Heute möchte ich Dir meine Geschichte zum Thema Zweites Standbein erzählen.

Vernunft und Träumerei

Im Grunde genommen bin ich jemand der gerne die Vernunft walten lässt. Ich habe gerne Fakten, die ich analysieren und interpretieren kann und ziehe meine Schlüsse daraus. Wenn es möglich ist, versuche ich anschließend zu optimieren.

Es gibt aber auch Phasen, da kann ich ein Träumer sein und baue mir Luftschlösser. Ich hatte immer schon viele Ideen, was ich später mal werden will und was ich alles machen könnte. Nicht nur als Kind. Auch jetzt noch. Schließlich machen Träume das Leben erst so richtig lebenswert, oder nicht? Immer wieder denke ich, dass eine Existenzgründung als zweites Standbein eine tolle Sache wäre.

Zukunftspläne

Klar, ich habe inzwischen Pharmazie studiert, bin jetzt approbierter Apotheker und werde vermutlich in absehbarer Zukunft einen Doktortitel tragen. Cool, oder? – Ja, schon irgendwie… Aber eigentlich… Ich weiß nicht so recht. Ein zweites Standbein wäre trotzdem genial!

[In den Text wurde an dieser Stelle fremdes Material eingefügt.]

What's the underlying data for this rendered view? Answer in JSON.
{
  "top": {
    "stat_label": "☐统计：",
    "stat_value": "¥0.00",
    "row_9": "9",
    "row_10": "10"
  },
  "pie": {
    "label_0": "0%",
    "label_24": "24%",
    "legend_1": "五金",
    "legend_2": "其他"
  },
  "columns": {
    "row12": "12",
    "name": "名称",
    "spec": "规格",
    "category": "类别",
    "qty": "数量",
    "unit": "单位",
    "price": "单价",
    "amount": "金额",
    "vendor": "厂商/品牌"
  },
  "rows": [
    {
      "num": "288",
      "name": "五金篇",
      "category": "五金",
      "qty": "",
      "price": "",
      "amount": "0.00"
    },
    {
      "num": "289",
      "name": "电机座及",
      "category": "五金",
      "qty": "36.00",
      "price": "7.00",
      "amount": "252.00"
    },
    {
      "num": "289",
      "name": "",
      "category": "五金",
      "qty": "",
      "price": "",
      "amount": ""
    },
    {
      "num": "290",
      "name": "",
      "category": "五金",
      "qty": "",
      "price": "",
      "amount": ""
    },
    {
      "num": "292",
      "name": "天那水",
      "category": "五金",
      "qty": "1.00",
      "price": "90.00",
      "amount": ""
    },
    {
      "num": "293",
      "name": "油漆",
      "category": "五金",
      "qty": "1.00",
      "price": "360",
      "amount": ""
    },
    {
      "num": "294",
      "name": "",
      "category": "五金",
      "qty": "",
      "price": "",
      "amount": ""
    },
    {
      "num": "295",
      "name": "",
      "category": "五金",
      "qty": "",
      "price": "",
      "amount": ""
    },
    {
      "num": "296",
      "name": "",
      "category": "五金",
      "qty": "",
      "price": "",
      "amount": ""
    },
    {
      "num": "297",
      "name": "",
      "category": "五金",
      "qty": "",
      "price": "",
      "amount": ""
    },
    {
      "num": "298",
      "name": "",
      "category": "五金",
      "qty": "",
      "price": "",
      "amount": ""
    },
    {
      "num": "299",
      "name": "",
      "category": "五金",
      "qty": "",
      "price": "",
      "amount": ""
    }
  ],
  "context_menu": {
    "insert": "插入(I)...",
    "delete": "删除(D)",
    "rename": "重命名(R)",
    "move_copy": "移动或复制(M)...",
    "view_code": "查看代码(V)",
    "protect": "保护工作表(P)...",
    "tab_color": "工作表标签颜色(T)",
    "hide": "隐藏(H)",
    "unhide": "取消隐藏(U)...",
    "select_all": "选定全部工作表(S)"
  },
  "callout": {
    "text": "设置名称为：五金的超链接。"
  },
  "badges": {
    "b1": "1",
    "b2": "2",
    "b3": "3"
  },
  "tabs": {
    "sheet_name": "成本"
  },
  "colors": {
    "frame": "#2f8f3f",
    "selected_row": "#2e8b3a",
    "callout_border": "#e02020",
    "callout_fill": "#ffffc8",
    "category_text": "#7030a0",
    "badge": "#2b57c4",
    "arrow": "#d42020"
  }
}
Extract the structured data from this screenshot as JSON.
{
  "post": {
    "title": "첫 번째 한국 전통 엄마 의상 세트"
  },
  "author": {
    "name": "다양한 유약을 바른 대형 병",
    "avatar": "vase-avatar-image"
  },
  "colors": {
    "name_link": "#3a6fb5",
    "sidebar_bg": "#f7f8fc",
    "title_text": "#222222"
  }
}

Halt! Moment! Ich bin ein erwachsener Mann. Ich stehe mit beiden Beinen voll und ganz im Leben und weiß was ich will. Und bald auch noch promoviert! Also reiß Dich zusammen!

Aber wie geht es dann weiter? Irgendwie scheint der Weg vorgezeichnet zu sein. Sobald ich den Titel in der Tasche habe, gönn ich mir die geplante Auszeit und schau mir die Welt an. Ok, das klingt ja noch ganz gut soweit. Schließlich ist das immerhin schon seit langem geplant. Irgendwann komm ich nach einigen Monaten zurück und… Was dann?!? Ach ja, da war was. Ich brauche einen Job. Pharmaindustrie? Ganz klar! – Oder vielleicht doch nicht? Zumindest ein zweites Standbein wäre schon was!

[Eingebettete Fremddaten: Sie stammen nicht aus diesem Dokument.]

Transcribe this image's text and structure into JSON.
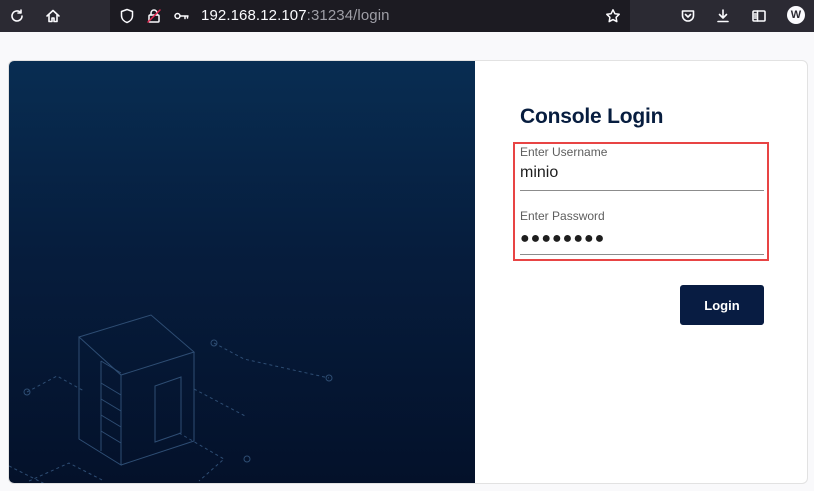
{
  "browser": {
    "url_host": "192.168.12.107",
    "url_rest": ":31234/login",
    "profile_initial": "W"
  },
  "login": {
    "title": "Console Login",
    "username_label": "Enter Username",
    "username_value": "minio",
    "password_label": "Enter Password",
    "password_masked": "●●●●●●●●",
    "button_label": "Login"
  },
  "colors": {
    "toolbar": "#2b2a33",
    "hero_top": "#082d52",
    "hero_bottom": "#04112a",
    "button": "#081c42",
    "highlight": "#e84444"
  }
}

Zweites Standbein: Die verflixte Idee mit der Existenzgründung

Eigentlich gibt es so viele geile Sachen, die mich interessieren würden. Die Pharmabranche ist sicherlich nicht das Schlechteste. Guter Verdienst, ein sicherer Job. Aber wie viel Zeit bleibt dann noch für mich? Jammern auf hohem Niveau, könnte man so sagen!? Andere beklagen sich, dass sie schlechte Jobaussichten haben und kein Geld verdienen. Und ich mach mir Gedanken wie viel Zeit noch für mich bleibt? – Das sind Sorgen! Und dann auch noch ein zweites Standbein wollen…

Geht’s Dir nicht auch so?

Aber mal ehrlich. Bist Du auch so vielseitig interessiert wie ich und würdest Dich manchmal am liebsten vierteilen oder klonen lassen um all das zu machen was Du gerne machen würdest? Geht es Dir nicht auch manchmal so? In der einen Sekunde denkst Du noch, wow, das ist es! Das ist mein Traumberuf. Das will ich später auch mal werden. Und eine Sekunde später: Oh, das ist aber auch abgefahren! Total spannend! Und was man da für Möglichkeiten hat. Vielleicht mach ich doch lieber das?!

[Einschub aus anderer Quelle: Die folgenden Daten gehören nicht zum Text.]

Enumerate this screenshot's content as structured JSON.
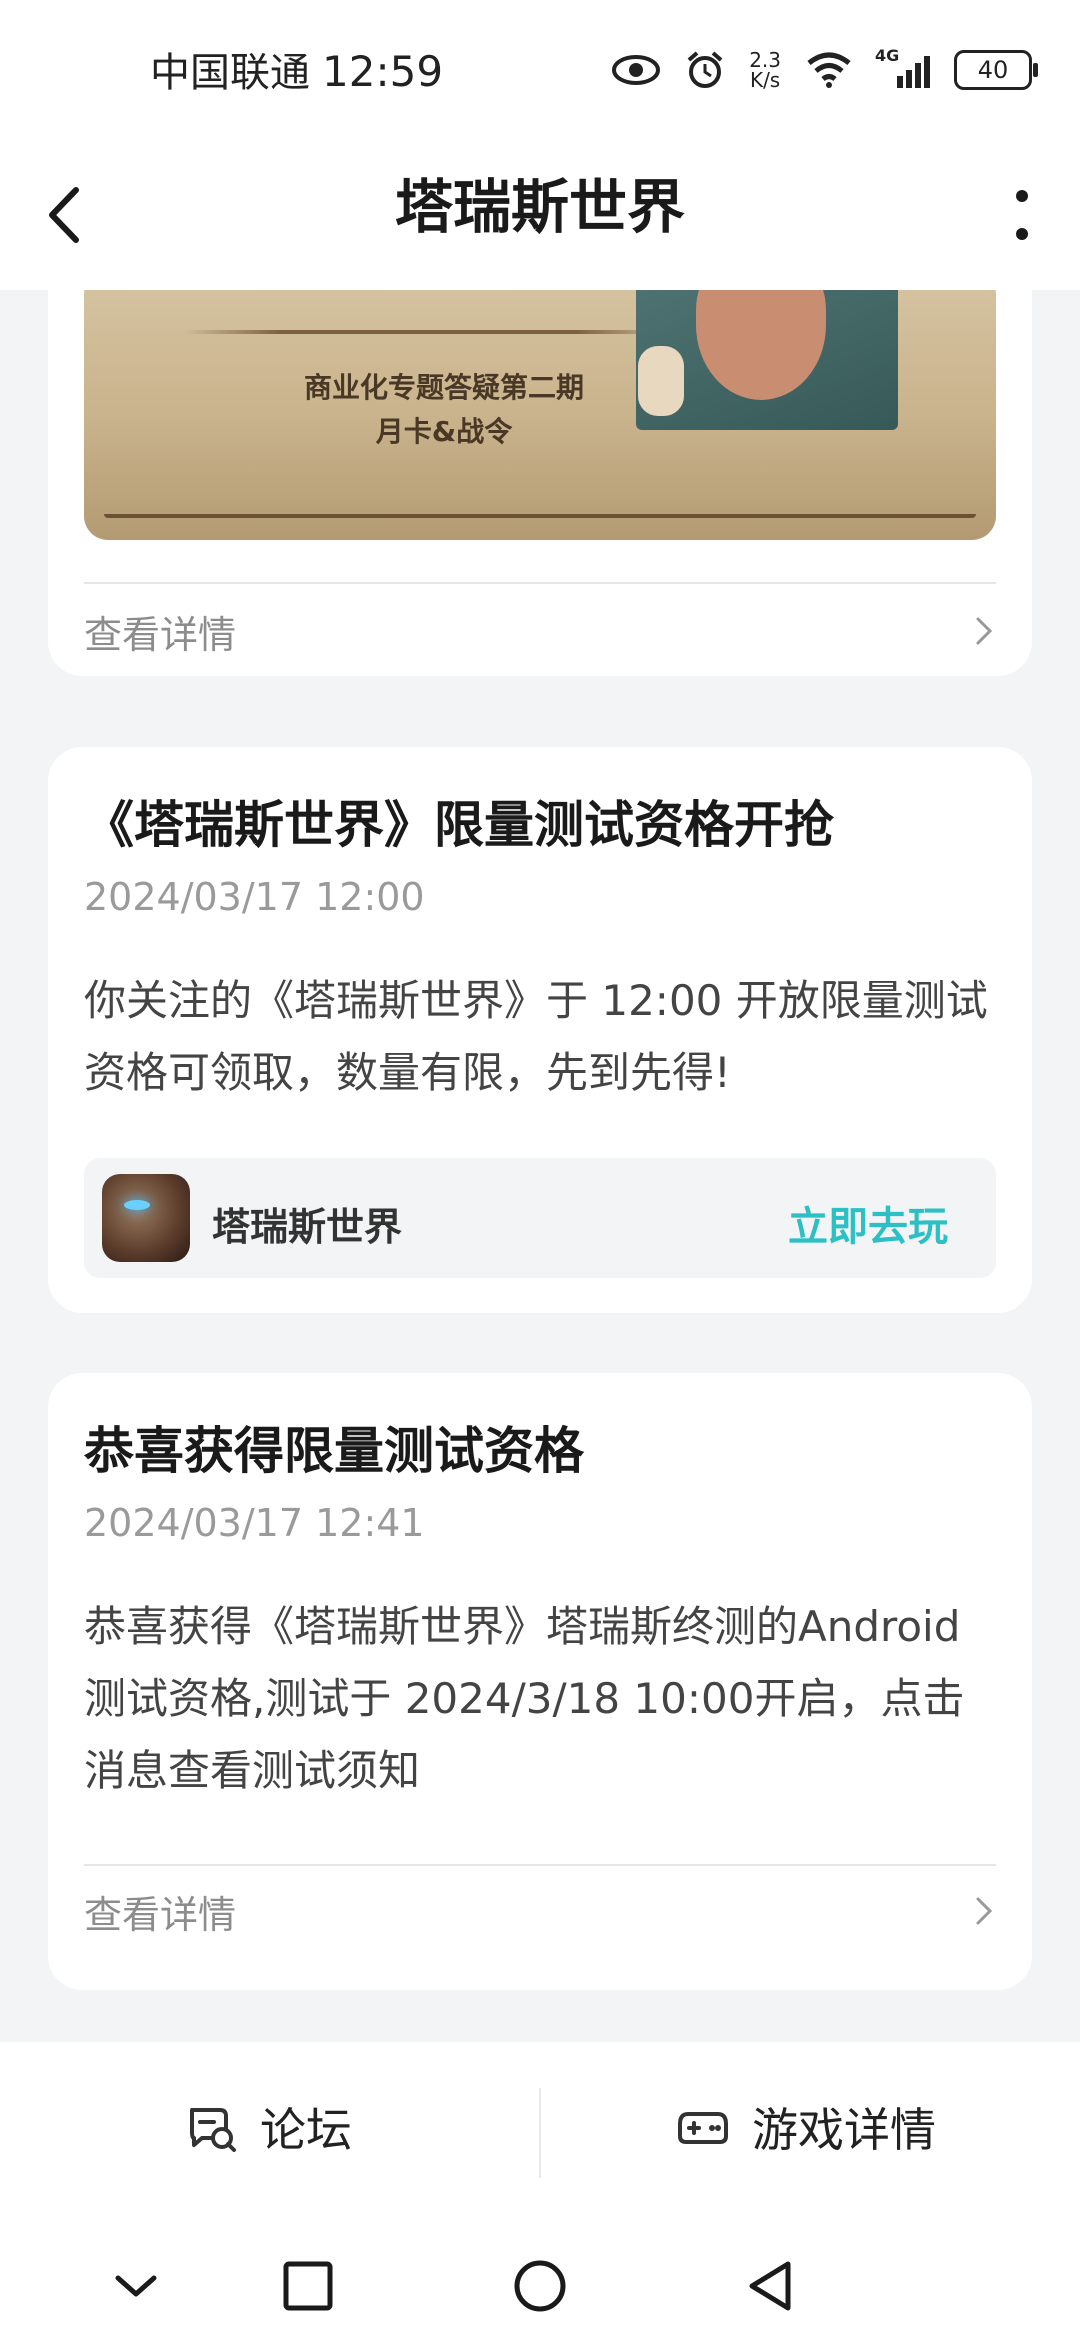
{
  "status_bar": {
    "carrier": "中国联通",
    "time": "12:59",
    "net_speed_value": "2.3",
    "net_speed_unit": "K/s",
    "network_type": "4G",
    "battery": "40"
  },
  "header": {
    "title": "塔瑞斯世界"
  },
  "cards": [
    {
      "banner_line1": "商业化专题答疑第二期",
      "banner_line2": "月卡&战令",
      "detail_label": "查看详情"
    },
    {
      "title": "《塔瑞斯世界》限量测试资格开抢",
      "time": "2024/03/17 12:00",
      "body": "你关注的《塔瑞斯世界》于 12:00 开放限量测试资格可领取，数量有限，先到先得!",
      "game_name": "塔瑞斯世界",
      "play_label": "立即去玩"
    },
    {
      "title": "恭喜获得限量测试资格",
      "time": "2024/03/17 12:41",
      "body": "恭喜获得《塔瑞斯世界》塔瑞斯终测的Android测试资格,测试于 2024/3/18 10:00开启，点击消息查看测试须知",
      "detail_label": "查看详情"
    }
  ],
  "bottom_tabs": {
    "forum": "论坛",
    "game_details": "游戏详情"
  },
  "colors": {
    "accent": "#2cc0c4",
    "background": "#f3f4f6",
    "card": "#ffffff"
  }
}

Das ist das Problem, wenn man zu viele Interessen, zu viele Leidenschaften hat. Man kann sich manchmal nicht entscheiden, was man will. Denn eigentlich will man ja alles. So ist man aber gezwungen sich zu entscheiden, Prioritäten zu setzen. Das Leben ist einfach nicht fair!

Vielleicht kannst Du mich aber auch gar nicht verstehen und denkst Dir jetzt schon, Mann, halt doch endlich die Klappe. Ich weiß gar nicht was Du hast. Tu das was jeder andere in Deiner Situation auch tun würde! Hol Dir den Job und werde glücklich! – Dann kann ich Dich nur beglückwünschen. Ehrlich, ich beneide Dich ein klein wenig.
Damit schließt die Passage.